The benefits of automation aside, Carlson emphasized that a bar code medication system fails to replace a nurse's clinical judgment. A computer augments nurses' practice, but they still have to perform their own checks, he explained.

The pursuit of bar coding

Hospitals following bar coding's pioneers should have a fairly easy go of it, at least on the technology side. That's particularly the case for providers equipped with robust wireless networks, industry executives say.

'If the infrastructure is in place already'putting a bar coding medication solution on top isn't difficult to do,' said Maryam Esfarjani, senior associate at Booz Allen Hamilton.

'The technology is relatively easy to implement if [health care providers] have the foundation,' Kubiak added.

For an increasing number of hospitals that foundation will consist of an 802.11g network, Tighe said. The 802.11g technology provides higher bandwidth than the widely used 802.11b.

Organizations lacking wireless infrastructure face an extra step but may find favorable pricing as they prepare to field a network. Kleinberg said the cost of wireless technology has dropped dramatically, enabling a 200-bed hospital to install a network for $50,000 to $150,000.
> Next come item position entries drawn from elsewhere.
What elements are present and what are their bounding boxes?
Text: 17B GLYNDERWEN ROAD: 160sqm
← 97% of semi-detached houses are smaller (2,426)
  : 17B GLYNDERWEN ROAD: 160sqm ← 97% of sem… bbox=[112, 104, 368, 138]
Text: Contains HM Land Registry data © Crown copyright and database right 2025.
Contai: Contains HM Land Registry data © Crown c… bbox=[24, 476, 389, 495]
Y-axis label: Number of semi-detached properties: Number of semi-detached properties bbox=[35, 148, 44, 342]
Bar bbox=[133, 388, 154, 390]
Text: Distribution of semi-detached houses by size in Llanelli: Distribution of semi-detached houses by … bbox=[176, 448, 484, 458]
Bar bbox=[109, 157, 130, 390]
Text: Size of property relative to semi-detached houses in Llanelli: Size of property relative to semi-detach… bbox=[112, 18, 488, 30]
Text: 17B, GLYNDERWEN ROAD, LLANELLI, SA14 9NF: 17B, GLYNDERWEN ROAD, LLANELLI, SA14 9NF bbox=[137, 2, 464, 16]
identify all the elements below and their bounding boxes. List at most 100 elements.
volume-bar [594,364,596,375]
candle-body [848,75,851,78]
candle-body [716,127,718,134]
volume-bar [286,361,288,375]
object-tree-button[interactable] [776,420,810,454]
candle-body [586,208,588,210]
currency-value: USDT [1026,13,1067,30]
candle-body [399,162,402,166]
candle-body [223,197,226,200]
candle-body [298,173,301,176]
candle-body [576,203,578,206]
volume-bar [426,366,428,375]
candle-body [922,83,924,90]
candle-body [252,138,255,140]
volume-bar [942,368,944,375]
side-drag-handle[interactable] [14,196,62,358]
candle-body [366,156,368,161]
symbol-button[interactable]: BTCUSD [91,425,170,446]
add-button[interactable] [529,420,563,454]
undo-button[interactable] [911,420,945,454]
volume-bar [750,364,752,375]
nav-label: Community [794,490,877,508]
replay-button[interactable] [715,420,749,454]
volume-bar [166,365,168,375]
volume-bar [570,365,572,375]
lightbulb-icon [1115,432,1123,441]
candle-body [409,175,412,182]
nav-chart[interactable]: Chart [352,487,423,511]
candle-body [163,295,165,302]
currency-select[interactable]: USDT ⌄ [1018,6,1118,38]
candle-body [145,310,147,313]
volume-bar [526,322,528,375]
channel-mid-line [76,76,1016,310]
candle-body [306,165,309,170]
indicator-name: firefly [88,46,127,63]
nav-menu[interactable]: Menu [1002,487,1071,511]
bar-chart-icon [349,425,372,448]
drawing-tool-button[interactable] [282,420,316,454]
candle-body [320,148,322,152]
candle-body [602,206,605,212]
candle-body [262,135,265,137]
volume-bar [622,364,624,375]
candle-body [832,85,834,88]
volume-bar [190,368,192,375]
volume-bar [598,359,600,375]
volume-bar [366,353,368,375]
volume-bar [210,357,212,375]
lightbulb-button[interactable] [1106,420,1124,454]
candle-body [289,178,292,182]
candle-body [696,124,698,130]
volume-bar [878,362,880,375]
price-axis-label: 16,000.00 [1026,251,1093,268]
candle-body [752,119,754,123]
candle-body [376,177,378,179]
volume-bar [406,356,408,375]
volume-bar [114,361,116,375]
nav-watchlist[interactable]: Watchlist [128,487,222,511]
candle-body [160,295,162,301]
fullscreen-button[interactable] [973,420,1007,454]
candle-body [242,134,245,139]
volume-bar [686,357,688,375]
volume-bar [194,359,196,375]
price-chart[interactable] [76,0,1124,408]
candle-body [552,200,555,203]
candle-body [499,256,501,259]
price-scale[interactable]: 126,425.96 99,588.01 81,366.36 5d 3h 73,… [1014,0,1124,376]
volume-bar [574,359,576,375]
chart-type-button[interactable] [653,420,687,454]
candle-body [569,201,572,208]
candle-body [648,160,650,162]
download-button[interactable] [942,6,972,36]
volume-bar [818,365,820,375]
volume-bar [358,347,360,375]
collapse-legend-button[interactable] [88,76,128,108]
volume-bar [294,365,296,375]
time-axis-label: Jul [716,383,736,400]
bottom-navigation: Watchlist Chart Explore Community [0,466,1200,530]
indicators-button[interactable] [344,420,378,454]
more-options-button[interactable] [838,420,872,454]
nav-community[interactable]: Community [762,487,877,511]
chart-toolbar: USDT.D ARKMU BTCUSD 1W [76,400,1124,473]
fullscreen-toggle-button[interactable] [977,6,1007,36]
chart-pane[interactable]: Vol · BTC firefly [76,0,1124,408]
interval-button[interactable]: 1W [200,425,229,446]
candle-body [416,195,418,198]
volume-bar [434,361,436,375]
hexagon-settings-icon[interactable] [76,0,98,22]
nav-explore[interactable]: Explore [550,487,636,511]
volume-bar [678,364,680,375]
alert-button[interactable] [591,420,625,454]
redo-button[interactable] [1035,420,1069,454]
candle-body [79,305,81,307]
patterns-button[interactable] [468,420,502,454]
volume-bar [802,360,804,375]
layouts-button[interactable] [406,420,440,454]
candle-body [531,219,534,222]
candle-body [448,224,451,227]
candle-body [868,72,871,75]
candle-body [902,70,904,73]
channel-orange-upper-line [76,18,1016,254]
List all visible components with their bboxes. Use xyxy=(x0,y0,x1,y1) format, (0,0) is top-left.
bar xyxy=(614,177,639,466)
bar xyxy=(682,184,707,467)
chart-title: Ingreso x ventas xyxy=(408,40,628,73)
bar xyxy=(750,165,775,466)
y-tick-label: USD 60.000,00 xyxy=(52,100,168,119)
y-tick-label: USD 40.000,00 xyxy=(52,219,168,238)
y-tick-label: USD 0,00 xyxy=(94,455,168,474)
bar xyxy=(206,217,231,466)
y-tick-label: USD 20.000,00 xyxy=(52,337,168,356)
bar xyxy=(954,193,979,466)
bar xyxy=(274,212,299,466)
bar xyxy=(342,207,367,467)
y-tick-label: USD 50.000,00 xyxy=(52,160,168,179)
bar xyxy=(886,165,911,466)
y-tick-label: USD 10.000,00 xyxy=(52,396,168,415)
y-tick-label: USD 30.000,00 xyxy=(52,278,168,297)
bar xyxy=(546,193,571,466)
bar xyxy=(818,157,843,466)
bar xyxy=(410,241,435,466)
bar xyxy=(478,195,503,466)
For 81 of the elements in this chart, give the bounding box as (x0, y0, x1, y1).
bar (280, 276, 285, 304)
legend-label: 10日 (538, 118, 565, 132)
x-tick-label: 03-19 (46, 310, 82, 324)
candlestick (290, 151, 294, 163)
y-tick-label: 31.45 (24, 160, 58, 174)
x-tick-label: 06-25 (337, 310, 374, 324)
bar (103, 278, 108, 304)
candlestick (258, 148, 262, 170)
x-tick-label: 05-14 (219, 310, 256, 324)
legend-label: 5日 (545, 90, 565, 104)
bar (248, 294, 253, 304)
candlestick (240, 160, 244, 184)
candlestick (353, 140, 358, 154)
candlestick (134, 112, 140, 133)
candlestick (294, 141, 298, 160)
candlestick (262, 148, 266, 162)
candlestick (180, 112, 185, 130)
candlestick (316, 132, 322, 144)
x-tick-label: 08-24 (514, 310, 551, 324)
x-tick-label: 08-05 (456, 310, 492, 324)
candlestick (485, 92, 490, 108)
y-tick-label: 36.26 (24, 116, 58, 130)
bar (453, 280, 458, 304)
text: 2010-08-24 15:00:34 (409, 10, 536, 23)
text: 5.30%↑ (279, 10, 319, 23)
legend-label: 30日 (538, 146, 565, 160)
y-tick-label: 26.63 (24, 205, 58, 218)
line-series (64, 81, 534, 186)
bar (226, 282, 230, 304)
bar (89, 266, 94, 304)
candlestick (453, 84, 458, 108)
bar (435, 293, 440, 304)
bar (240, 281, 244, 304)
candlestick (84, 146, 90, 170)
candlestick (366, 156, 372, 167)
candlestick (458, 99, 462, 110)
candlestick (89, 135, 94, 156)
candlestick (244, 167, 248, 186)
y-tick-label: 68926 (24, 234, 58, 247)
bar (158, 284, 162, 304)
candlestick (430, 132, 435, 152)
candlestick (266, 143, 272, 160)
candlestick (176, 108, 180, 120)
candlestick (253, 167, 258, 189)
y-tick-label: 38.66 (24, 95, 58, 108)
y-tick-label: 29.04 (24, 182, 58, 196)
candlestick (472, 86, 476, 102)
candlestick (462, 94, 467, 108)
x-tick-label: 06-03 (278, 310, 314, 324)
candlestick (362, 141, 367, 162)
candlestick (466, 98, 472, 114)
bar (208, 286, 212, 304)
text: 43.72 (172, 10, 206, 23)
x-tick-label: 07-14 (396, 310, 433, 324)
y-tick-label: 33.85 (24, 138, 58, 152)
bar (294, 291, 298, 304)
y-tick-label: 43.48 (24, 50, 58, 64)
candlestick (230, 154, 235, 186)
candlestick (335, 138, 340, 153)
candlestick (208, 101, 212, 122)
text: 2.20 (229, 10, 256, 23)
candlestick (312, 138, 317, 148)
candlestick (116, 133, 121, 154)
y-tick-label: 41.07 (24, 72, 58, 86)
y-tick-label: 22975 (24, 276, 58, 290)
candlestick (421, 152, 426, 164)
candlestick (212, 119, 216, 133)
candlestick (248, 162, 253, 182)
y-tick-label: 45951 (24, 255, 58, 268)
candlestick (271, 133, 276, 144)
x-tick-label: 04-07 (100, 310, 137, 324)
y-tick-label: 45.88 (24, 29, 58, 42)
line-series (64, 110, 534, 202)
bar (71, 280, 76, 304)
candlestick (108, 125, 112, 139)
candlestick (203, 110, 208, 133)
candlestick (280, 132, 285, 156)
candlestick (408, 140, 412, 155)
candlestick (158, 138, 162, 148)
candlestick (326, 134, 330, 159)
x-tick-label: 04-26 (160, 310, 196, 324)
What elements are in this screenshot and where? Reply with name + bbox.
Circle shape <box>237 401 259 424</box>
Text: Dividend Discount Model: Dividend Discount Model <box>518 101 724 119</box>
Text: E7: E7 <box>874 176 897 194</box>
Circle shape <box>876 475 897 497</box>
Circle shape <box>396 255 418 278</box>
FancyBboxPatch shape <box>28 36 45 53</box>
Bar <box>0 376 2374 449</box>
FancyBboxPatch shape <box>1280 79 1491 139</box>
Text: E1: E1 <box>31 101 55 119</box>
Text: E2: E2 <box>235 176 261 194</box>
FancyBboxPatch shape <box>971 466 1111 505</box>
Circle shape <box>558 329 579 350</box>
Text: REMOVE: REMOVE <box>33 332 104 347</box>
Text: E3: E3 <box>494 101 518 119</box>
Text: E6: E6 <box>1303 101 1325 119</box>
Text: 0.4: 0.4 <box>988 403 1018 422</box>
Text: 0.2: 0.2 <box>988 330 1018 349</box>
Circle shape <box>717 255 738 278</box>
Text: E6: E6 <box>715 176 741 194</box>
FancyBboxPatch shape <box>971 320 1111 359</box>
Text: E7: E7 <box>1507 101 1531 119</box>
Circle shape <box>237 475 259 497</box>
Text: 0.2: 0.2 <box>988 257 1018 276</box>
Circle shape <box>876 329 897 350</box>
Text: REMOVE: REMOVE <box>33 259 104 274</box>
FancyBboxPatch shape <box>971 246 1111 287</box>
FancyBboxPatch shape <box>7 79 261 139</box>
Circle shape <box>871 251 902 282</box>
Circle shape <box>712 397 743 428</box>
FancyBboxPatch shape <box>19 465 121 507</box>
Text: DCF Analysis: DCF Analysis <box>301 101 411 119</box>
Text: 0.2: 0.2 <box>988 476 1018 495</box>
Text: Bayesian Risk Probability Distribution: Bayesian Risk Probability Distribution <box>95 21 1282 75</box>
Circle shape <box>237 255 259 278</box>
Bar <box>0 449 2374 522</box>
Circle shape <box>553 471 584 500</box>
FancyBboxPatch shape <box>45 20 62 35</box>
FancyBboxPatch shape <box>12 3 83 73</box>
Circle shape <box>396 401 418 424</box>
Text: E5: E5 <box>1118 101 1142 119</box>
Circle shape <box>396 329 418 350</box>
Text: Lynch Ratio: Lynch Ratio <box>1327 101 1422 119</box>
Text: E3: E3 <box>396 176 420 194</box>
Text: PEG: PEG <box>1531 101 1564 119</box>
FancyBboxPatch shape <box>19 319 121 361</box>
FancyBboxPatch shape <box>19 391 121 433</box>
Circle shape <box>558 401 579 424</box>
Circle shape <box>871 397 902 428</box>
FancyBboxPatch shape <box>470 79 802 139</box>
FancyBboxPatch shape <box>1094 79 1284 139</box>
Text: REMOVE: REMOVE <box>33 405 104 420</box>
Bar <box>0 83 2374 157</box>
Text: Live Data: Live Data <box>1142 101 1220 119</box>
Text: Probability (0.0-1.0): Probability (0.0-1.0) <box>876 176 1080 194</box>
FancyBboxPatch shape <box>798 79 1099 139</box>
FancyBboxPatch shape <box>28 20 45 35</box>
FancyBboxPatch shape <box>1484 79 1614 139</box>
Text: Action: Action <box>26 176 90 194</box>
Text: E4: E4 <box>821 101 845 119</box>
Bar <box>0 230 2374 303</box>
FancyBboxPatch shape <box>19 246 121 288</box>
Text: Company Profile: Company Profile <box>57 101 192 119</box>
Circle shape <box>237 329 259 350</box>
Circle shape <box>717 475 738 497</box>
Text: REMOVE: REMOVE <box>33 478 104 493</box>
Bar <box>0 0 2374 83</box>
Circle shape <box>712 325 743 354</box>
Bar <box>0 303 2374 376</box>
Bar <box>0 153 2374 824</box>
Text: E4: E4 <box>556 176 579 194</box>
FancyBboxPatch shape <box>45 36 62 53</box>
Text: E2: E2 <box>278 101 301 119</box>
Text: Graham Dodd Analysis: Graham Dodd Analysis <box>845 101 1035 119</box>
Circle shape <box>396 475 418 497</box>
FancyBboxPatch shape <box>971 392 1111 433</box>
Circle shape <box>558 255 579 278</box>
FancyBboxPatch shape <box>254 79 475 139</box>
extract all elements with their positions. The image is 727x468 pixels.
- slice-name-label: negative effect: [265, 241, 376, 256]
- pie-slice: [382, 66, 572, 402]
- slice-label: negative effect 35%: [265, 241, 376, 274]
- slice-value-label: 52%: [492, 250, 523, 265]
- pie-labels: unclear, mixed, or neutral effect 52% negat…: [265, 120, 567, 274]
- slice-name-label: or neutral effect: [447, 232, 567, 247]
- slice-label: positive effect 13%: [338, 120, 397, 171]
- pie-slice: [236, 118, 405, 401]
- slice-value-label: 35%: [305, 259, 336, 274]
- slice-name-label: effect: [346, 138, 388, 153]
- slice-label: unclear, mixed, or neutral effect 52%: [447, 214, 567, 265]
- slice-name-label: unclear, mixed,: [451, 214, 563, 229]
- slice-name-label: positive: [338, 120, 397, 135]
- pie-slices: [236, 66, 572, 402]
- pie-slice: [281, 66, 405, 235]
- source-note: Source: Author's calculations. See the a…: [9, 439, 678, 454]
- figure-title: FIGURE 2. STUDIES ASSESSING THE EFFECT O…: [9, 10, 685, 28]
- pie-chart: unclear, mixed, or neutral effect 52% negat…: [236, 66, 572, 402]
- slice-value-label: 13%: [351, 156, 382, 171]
He said the cost of the wireless network represents a relatively small portion of the overall investment in a bar code medication administration application. Kleinberg estimated the total expenditure, including hardware, software and services, from $400,000 to $2 million depending on the size of the facility.

The availability of commercial applications is another plus for hospitals considering a bar coding initiative. The FDA regulation and other patient safety efforts 'have created an increase in the vendors that'are providing the bar coding technologies,' said Chris Ghion, a principal at Booz Allen Hamilton.

Kleinberg noted several companies with bar code medication administration installations including Cerner Bridge Medical, Eclipsys, McKessson and Siemens. Debbie Daspit, director of solution management at Cerner Bridge Medical, said bar coding interest has increased in the past six months. 'I think the industry recognizes the time to do it is now,' she said.

Culture, however, may prove to be the more daunting obstacle for bar code adopters. 'The biggest challenge is changing the work process for caregivers,' Kubiak said. Nurses accustomed to written charts will have to learn a new interface, he said.

Some nurses have used a paper-based system for 10 or more years, Carlson said. 'It's really hard to give up something that has been ingrained that long,' he added.

Carlson said some hospitals didn't want to abandon paper entirely and tried to run a bar code-driven system in parallel. The dual system caused greater issues, he said. For example, nurses found discrepancies between a medication order viewed on a computer system and one on a paper record. The former is updated in real time, but the latter requires several levels of human intervention before it can be updated.

The upshot: A hospital must change 'business processes and business practices when going from a paper system to a computerized system,' Carlson said.